Obviously the crypto space has evolved enormously since then, but I always find it interesting how so much of its thinking is anchored around how closely developments in the space cohere with this mysterious prophet’s original vision. It gives the whole thing a much more mystic feel than if you were talking about an identifiable person. I liked this piece from JP Koning (of the above tweet) about whether the founder’s original thoughts around payments have borne out:
In one sense, Nakamoto missed wildly. Thirteen years in, Bitcoin isn’t used much for payments. Rather, it is almost entirely used as a speculative vehicle — one that offers a tantalizing potential for price appreciation (and depreciation). There was nothing about speculation in Satoshi’s white paper.
But if Satoshi didn’t anticipate bitcoin being mostly used for speculation, he was right about one thing.
Unlike many bitcoin enthusiasts, Satoshi did not think his electronic cash system was destined to replace regular money. The card system works “well enough for most transactions,” he admitted in the white paper. Rather than overthrowing the system, Nakamoto seems to have envisioned bitcoin occupying a back-up payments role for online merchants.
Elsewhere
Great story in the NYT Magazine on the dream research that took place during the pandemic. Kind of spooky actually.

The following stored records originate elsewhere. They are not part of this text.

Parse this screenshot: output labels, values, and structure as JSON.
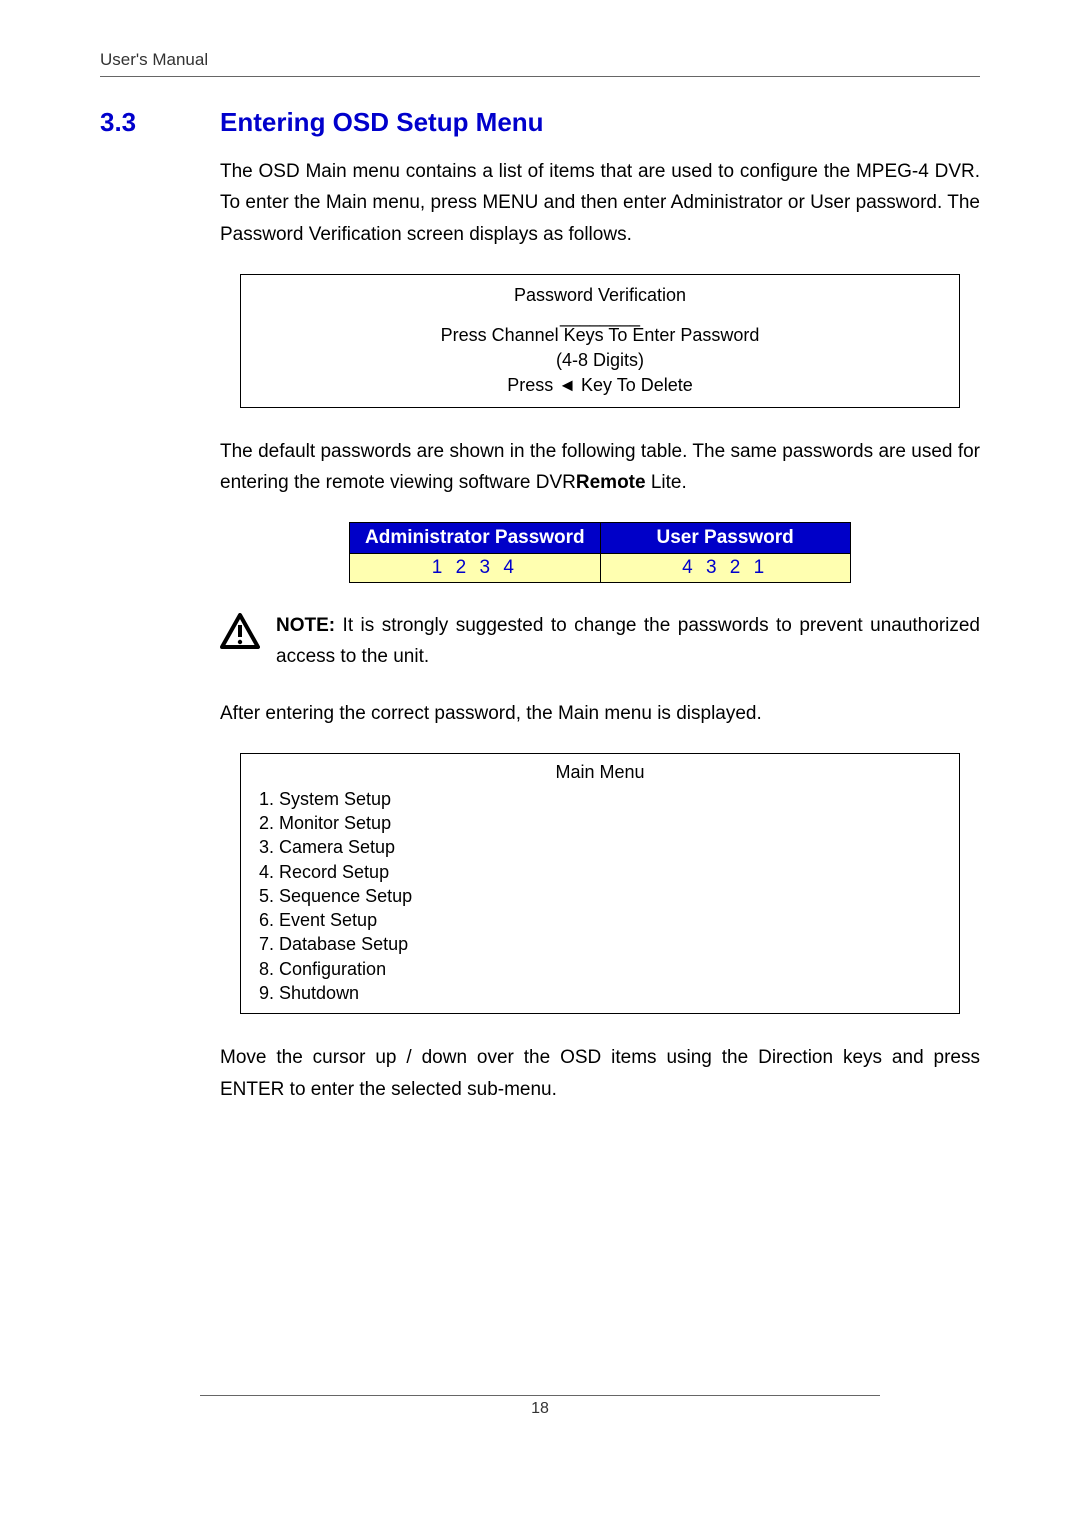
{
  "header": {
    "title": "User's Manual"
  },
  "section": {
    "number": "3.3",
    "title": "Entering OSD Setup Menu"
  },
  "paragraphs": {
    "intro": "The OSD Main menu contains a list of items that are used to configure the MPEG-4 DVR. To enter the Main menu, press MENU and then enter Administrator or User password. The Password Verification screen displays as follows.",
    "defaults_pre": "The default passwords are shown in the following table. The same passwords are used for entering the remote viewing software DVR",
    "defaults_bold": "Remote",
    "defaults_post": " Lite.",
    "after_pw": "After entering the correct password, the Main menu is displayed.",
    "move_cursor": "Move the cursor up / down over the OSD items using the Direction keys and press ENTER to enter the selected sub-menu."
  },
  "osd_pw_box": {
    "title": "Password Verification",
    "underscore": "________",
    "line1": "Press Channel Keys To Enter Password",
    "line2": "(4-8 Digits)",
    "line3": "Press ◄ Key To Delete"
  },
  "password_table": {
    "headers": [
      "Administrator Password",
      "User Password"
    ],
    "values": [
      "1 2 3 4",
      "4 3 2 1"
    ]
  },
  "note": {
    "label": "NOTE:",
    "text": " It is strongly suggested to change the passwords to prevent unauthorized access to the unit."
  },
  "main_menu": {
    "title": "Main Menu",
    "items": [
      "1. System Setup",
      "2. Monitor Setup",
      "3. Camera Setup",
      "4. Record Setup",
      "5. Sequence Setup",
      "6. Event Setup",
      "7. Database Setup",
      "8. Configuration",
      "9. Shutdown"
    ]
  },
  "footer": {
    "page_number": "18"
  }
}
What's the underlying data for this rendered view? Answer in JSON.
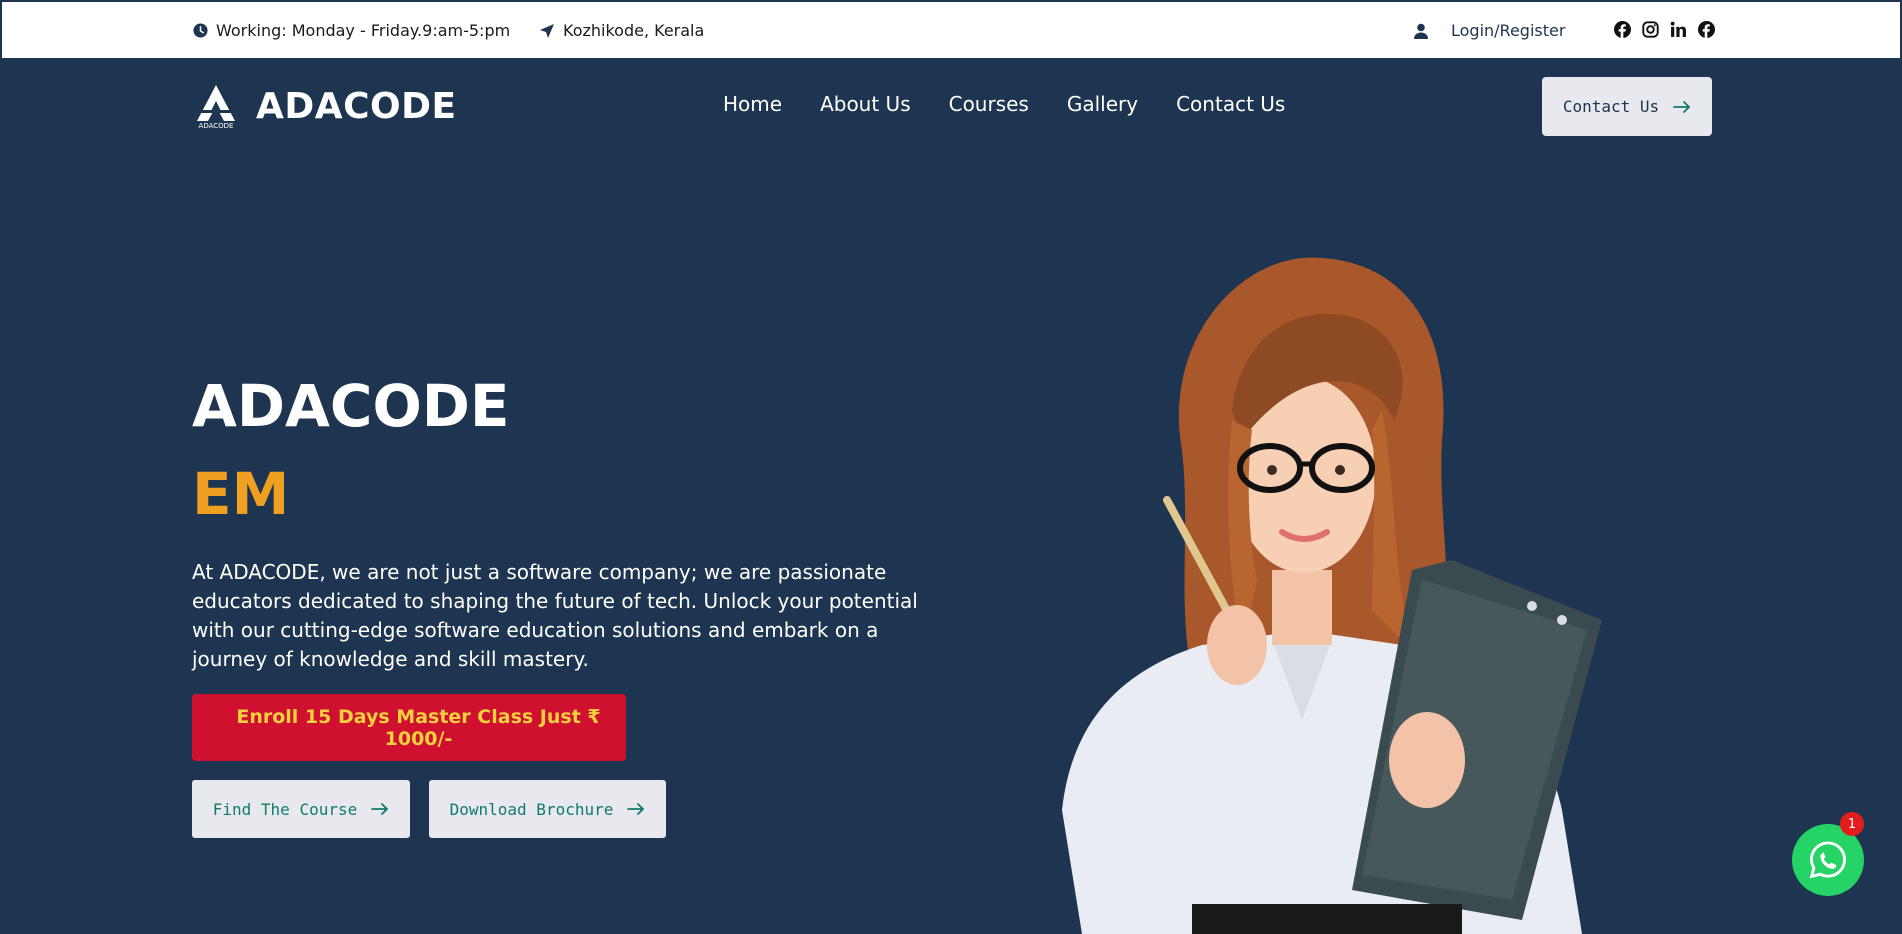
{
  "topbar": {
    "working_hours": "Working: Monday - Friday.9:am-5:pm",
    "location": "Kozhikode, Kerala",
    "login": "Login/Register"
  },
  "nav": {
    "logo_text": "ADACODE",
    "logo_small_text": "ADACODE",
    "items": [
      {
        "label": "Home"
      },
      {
        "label": "About Us"
      },
      {
        "label": "Courses"
      },
      {
        "label": "Gallery"
      },
      {
        "label": "Contact Us"
      }
    ],
    "cta_label": "Contact Us"
  },
  "hero": {
    "title": "ADACODE",
    "subtitle": "EM",
    "description": "At ADACODE, we are not just a software company; we are passionate educators dedicated to shaping the future of tech. Unlock your potential with our cutting-edge software education solutions and embark on a journey of knowledge and skill mastery.",
    "enroll_label": "Enroll 15 Days Master Class Just ₹ 1000/-",
    "find_course_label": "Find The Course",
    "brochure_label": "Download Brochure"
  },
  "whatsapp": {
    "badge_count": "1"
  },
  "colors": {
    "primary": "#1d3550",
    "accent": "#f0a020",
    "enroll_bg": "#d0102f",
    "enroll_text": "#f4d03f",
    "whatsapp": "#25d366"
  },
  "icons": [
    "clock-icon",
    "location-arrow-icon",
    "user-icon",
    "facebook-icon",
    "instagram-icon",
    "linkedin-icon",
    "arrow-right-icon",
    "whatsapp-icon"
  ]
}
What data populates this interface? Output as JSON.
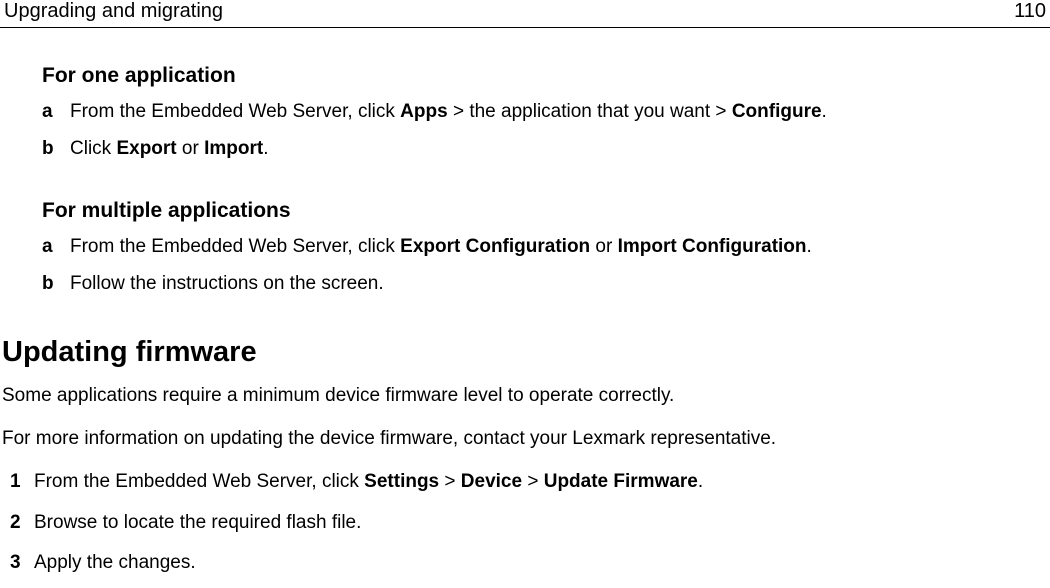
{
  "header": {
    "title": "Upgrading and migrating",
    "page_number": "110"
  },
  "section1": {
    "heading": "For one application",
    "items": [
      {
        "marker": "a",
        "prefix": "From the Embedded Web Server, click ",
        "bold1": "Apps",
        "mid1": " > the application that you want > ",
        "bold2": "Configure",
        "suffix": "."
      },
      {
        "marker": "b",
        "prefix": "Click ",
        "bold1": "Export",
        "mid1": " or ",
        "bold2": "Import",
        "suffix": "."
      }
    ]
  },
  "section2": {
    "heading": "For multiple applications",
    "items": [
      {
        "marker": "a",
        "prefix": "From the Embedded Web Server, click ",
        "bold1": "Export Configuration",
        "mid1": " or ",
        "bold2": "Import Configuration",
        "suffix": "."
      },
      {
        "marker": "b",
        "text": "Follow the instructions on the screen."
      }
    ]
  },
  "section3": {
    "heading": "Updating firmware",
    "para1": "Some applications require a minimum device firmware level to operate correctly.",
    "para2": "For more information on updating the device firmware, contact your Lexmark representative.",
    "items": [
      {
        "marker": "1",
        "prefix": "From the Embedded Web Server, click ",
        "bold1": "Settings",
        "mid1": " > ",
        "bold2": "Device",
        "mid2": " > ",
        "bold3": "Update Firmware",
        "suffix": "."
      },
      {
        "marker": "2",
        "text": "Browse to locate the required flash file."
      },
      {
        "marker": "3",
        "text": "Apply the changes."
      }
    ]
  }
}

Twitter now displays Instagram embeds again. Kind of basic, but it belies a huge tech power struggle that has gone on for years.
Interesting on the major effort by the crypto industry to lobby in Washington, spearheaded by venture capital firm Andreessen Horowitz.
Google was scared off defence contracting with the Pentagon because of an employee revolt — now it’s giving it a crack again.
A good bit on creepypasta and digital myth at the Financial Times.
Thought this was good: “OK, but What Should We Actually Do About Facebook?”
Weird rec: I’ve been really enjoying Eli Roth’s podcast History of Horror Uncut. It’s based on his Shudder TV series, and is basically just the unedited talking head interviews which are used to fill out the documentary. As a result, it’s one of the more interesting celebrity interview podcasts I’ve listened to, as it mostly involves Roth’s uncharismatic producer asking straightforward (but great) questions and then letting the interviewee just talk uninterrupted for an extended period. Really liked the eps with Ari Aster (Hereditary, Midsommar) and Mike Flanagan (Doctor Sleep, Haunting of Hill House). If you like horror, I very highly recommend it.
It means ‘instant buying’, but the abbreviation is extremely naff and makes it sound like an early 21st century Apple parody.